Sénégal: Abdou Diouf sourd et muet. Par Sabine Cessou
L’ancien président du Sénégal, Abdou Diouf, 76 ans, refuse de commenter la crise que traverse son pays, malgré les appels qui lui sont lancés depuis Dakar. Secrétaire général de l’Organisation internationale de la francophonie (OIF) depuis 2002, il s’est contenté de dire qu’il «prie» pour le Sénégal. Pas question de prendre parti, pour ou contre la candidature d’Abdoulaye Wade, son successeur et aîné, âgé de 85 ans, pour un troisième mandat contesté. Abdou Diouf n’a aucune intention de sortir de son mutisme sur les problèmes de son pays. Un silence qu’il avait annoncé en quittant le pouvoir en 2000, et sur lequel il ne veut pas revenir. Après vingt ans à la présidence, le successeur désigné de Léopold Sédar Senghor avait cédé la place à Abdoulaye Wade et aussitôt plié bagage pour la France, avec sa femme Elisabeth.
Abdou Diouf n’a jamais été un grand bavard. Mais son silence sur la situation actuelle au Sénégal est interprété au mieux comme un manque de responsabilité, au pire comme un soutien tacite à Wade. Au moment de la crise politique ivoirienne, il s’était montré nettement plus locace, s’exprimant à plusieurs reprises. Il avait appelé dès le 5 décembre Laurent Gbagbo et tous les acteurs politiques ivoiriens à reconnaître la victoire d’Alassane Ouattara, annoncée par la Commission électorale indépendante (CEI) et certifiée par les Nations unies
Quelques jours plus tard, le 16 décembre 2010, il n’avait pas mâché ses mots, dénonçant comme une «forfaiture» les résultats proclamés par le Conseil constitutionnel de Côte d’Ivoire, favorables à Laurent Gbagbo. Il avait par ailleurs taxé les officiers fidèles à Gbagbo de «généraux félons». Le 14 mars 2011, interrogé par TV5, RFI et Le Monde, il se distinguait encore par son franc-parler et un discours très différent de son habituelle langue de bois: il plaidait alors pour le « devoir d’ingérence » international en Côte d’Ivoire, estimant que la guerre civile menaçait et que la population de ce pays n’était plus protégée par ses autorités. Au lendemain de l’arrestation de Laurent Gbagbo, le 12 avril 2011, il s’exprimait encore, par voie de communiqué de l’OIF, pour appeler les Ivoiriens à «se retrouver, dans un esprit de réconciliation, d’unité et de pardon, pour bâtir ensemble une société d’avenir».
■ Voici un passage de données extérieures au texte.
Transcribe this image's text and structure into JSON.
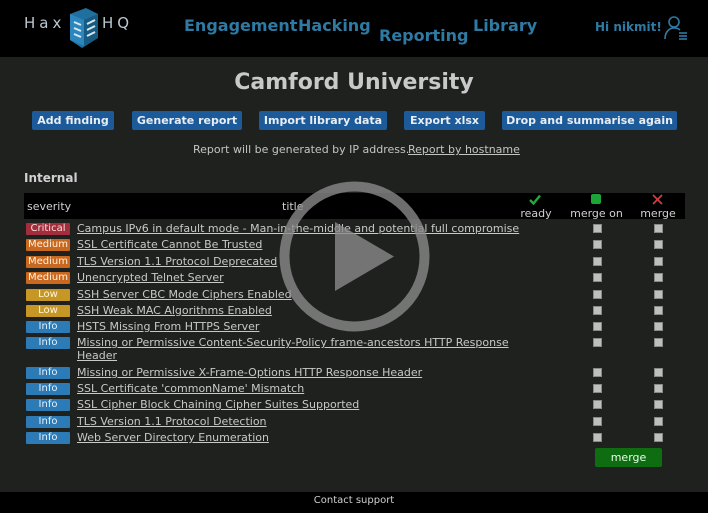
{
  "logo": {
    "left": "Hax",
    "right": "HQ"
  },
  "nav": [
    {
      "label": "Engagement"
    },
    {
      "label": "Hacking"
    },
    {
      "label": "Reporting"
    },
    {
      "label": "Library"
    }
  ],
  "user": {
    "greeting": "Hi nikmit!",
    "icon": "user-settings-icon"
  },
  "page": {
    "title": "Camford University"
  },
  "toolbar": {
    "add_finding": "Add finding",
    "generate_report": "Generate report",
    "import_library": "Import library data",
    "export_xlsx": "Export xlsx",
    "drop_summarise": "Drop and summarise again"
  },
  "note": {
    "text": "Report will be generated by IP address.",
    "link": "Report by hostname"
  },
  "section": {
    "title": "Internal"
  },
  "table": {
    "headers": {
      "severity": "severity",
      "title": "title",
      "ready": "ready",
      "merge_on": "merge on",
      "merge": "merge"
    },
    "rows": [
      {
        "severity": "Critical",
        "title": "Campus IPv6 in default mode - Man-in-the-middle and potential full compromise"
      },
      {
        "severity": "Medium",
        "title": "SSL Certificate Cannot Be Trusted"
      },
      {
        "severity": "Medium",
        "title": "TLS Version 1.1 Protocol Deprecated"
      },
      {
        "severity": "Medium",
        "title": "Unencrypted Telnet Server"
      },
      {
        "severity": "Low",
        "title": "SSH Server CBC Mode Ciphers Enabled"
      },
      {
        "severity": "Low",
        "title": "SSH Weak MAC Algorithms Enabled"
      },
      {
        "severity": "Info",
        "title": "HSTS Missing From HTTPS Server"
      },
      {
        "severity": "Info",
        "title": "Missing or Permissive Content-Security-Policy frame-ancestors HTTP Response Header"
      },
      {
        "severity": "Info",
        "title": "Missing or Permissive X-Frame-Options HTTP Response Header"
      },
      {
        "severity": "Info",
        "title": "SSL Certificate 'commonName' Mismatch"
      },
      {
        "severity": "Info",
        "title": "SSL Cipher Block Chaining Cipher Suites Supported"
      },
      {
        "severity": "Info",
        "title": "TLS Version 1.1 Protocol Detection"
      },
      {
        "severity": "Info",
        "title": "Web Server Directory Enumeration"
      }
    ],
    "merge_button": "merge"
  },
  "footer": {
    "contact": "Contact support"
  },
  "colors": {
    "critical": "#a22d3b",
    "medium": "#c9691f",
    "low": "#c79726",
    "info": "#2c7ab6",
    "accent": "#1c5a99",
    "nav": "#2e7aa3"
  }
}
Plus récemment, le 20 janvier dernier, Abdou Diouf a pris position sur la situation politique en République démocratique du Congo (RDC): «Le peuple congolais qui s’est largement déplacé pour voter attend beaucoup de ces élections et aspire à un progrès significatif de la démocratie et du respect des droits et des libertés. Il ne faut pas décevoir ces aspirations légitimes.» Du coup, bien des Sénégalais aspirent non moins légitimement à une intervention de leur ancien président sur les problèmes qui les concernent: la candidature d’Abdoulaye Wade et les troubles électoraux qui menacent le pays.